One way of doing this with itertools.permutation (that is able to compute all possible solutions satisfying the uniqueness constraint) would be:
import itertools
def gen_valid(source):
keys = source.keys()
possible_values = set(x for k, v in source.items() for x in v)

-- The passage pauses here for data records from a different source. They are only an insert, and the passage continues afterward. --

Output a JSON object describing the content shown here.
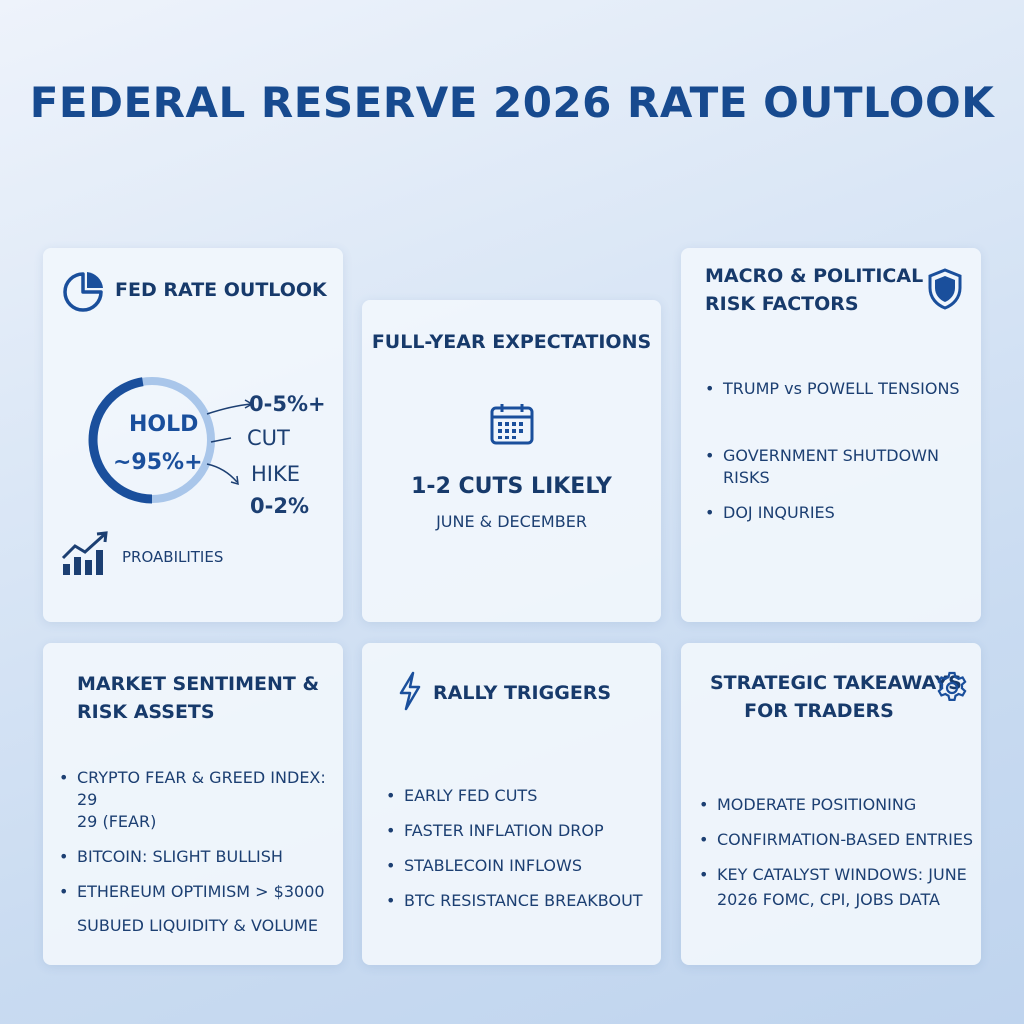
{
  "title": "FEDERAL RESERVE 2026 RATE OUTLOOK",
  "colors": {
    "accent": "#1a4f9c",
    "accent_light": "#a9c6ea",
    "text": "#173a6b"
  },
  "fed_rate_outlook": {
    "header": "FED RATE OUTLOOK",
    "icon": "pie-chart-icon",
    "gauge": {
      "hold_label": "HOLD",
      "hold_value": "~95%+",
      "hold_fraction": 0.95
    },
    "cut": {
      "value": "0-5%+",
      "label": "CUT"
    },
    "hike": {
      "label": "HIKE",
      "value": "0-2%"
    },
    "footer_icon": "growth-chart-icon",
    "footer": "PROABILITIES"
  },
  "full_year": {
    "header": "FULL-YEAR EXPECTATIONS",
    "icon": "calendar-icon",
    "headline": "1-2 CUTS LIKELY",
    "subline": "JUNE & DECEMBER"
  },
  "macro_risk": {
    "header_line1": "MACRO & POLITICAL",
    "header_line2": "RISK FACTORS",
    "icon": "shield-icon",
    "items": [
      "TRUMP vs POWELL TENSIONS",
      "GOVERNMENT SHUTDOWN RISKS",
      "DOJ INQURIES"
    ]
  },
  "market_sentiment": {
    "header_line1": "MARKET SENTIMENT &",
    "header_line2": "RISK ASSETS",
    "items": [
      {
        "line1": "CRYPTO FEAR & GREED INDEX: 29",
        "line2": "29 (FEAR)"
      },
      {
        "line1": "BITCOIN: SLIGHT BULLISH"
      },
      {
        "line1": "ETHEREUM OPTIMISM > $3000",
        "line2": "SUBUED LIQUIDITY & VOLUME"
      }
    ]
  },
  "rally_triggers": {
    "header": "RALLY TRIGGERS",
    "icon": "lightning-icon",
    "items": [
      "EARLY FED CUTS",
      "FASTER INFLATION DROP",
      "STABLECOIN INFLOWS",
      "BTC RESISTANCE BREAKBOUT"
    ]
  },
  "strategic": {
    "header_line1": "STRATEGIC TAKEAWAYS",
    "header_line2": "FOR TRADERS",
    "icon": "gear-icon",
    "items": [
      {
        "line1": "MODERATE POSITIONING"
      },
      {
        "line1": "CONFIRMATION-BASED ENTRIES"
      },
      {
        "line1": "KEY CATALYST WINDOWS: JUNE",
        "line2": "2026 FOMC, CPI, JOBS DATA"
      }
    ]
  }
}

for values in itertools.permutations(possible_values):
result = {k: v for k, v in zip(keys, values)}
# : check that `result` is valid
if all(v in source[k] for k, v in result.items()):
yield result
d = {1: [1, 2, 3], 2: [1, 2, 3, 4], 3: [2, 4], 4: [1, 2, 3, 4]}
next(gen_valid(d))
# {1: 1, 2: 2, 3: 4, 4: 3}
list(gen_valid(d))
# [{1: 1, 2: 2, 3: 4, 4: 3},
# {1: 1, 2: 3, 3: 2, 4: 4},
# {1: 1, 2: 3, 3: 4, 4: 2},
# {1: 1, 2: 4, 3: 2, 4: 3},
# {1: 2, 2: 1, 3: 4, 4: 3},
# {1: 2, 2: 3, 3: 4, 4: 1},
# {1: 3, 2: 1, 3: 2, 4: 4},
# {1: 3, 2: 1, 3: 4, 4: 2},
# {1: 3, 2: 2, 3: 4, 4: 1},
# {1: 3, 2: 4, 3: 2, 4: 1}]
This generates n! solutions.
The "brute force" approach using a Cartesian product over the lists, produces prod(n_k) = n_1 * n_1 * ... * n_k solutions (with n_k the length of each list). In the worst case scenario (maximum density) this is n ** n solutions, which is asymptotically much worse than the factorial.
In the best case scenario (minimum density) this is 1 solution only.
In general, this can be either slower or faster than the "permutation solution" proposed above, depending on the "sparsity" of the lists.
For an average n_k of approx. n / 2, n! is smaller/faster for n >= 6.
For an average n_k of approx. n * (3 / 4), n! is smaller/faster for n >= 4.
In this example there are 4! == 4 * 3 * 2 * 1 == 24 permutation solutions, and 3 * 4 * 2 * 4 == 96 Cartesian product solutions.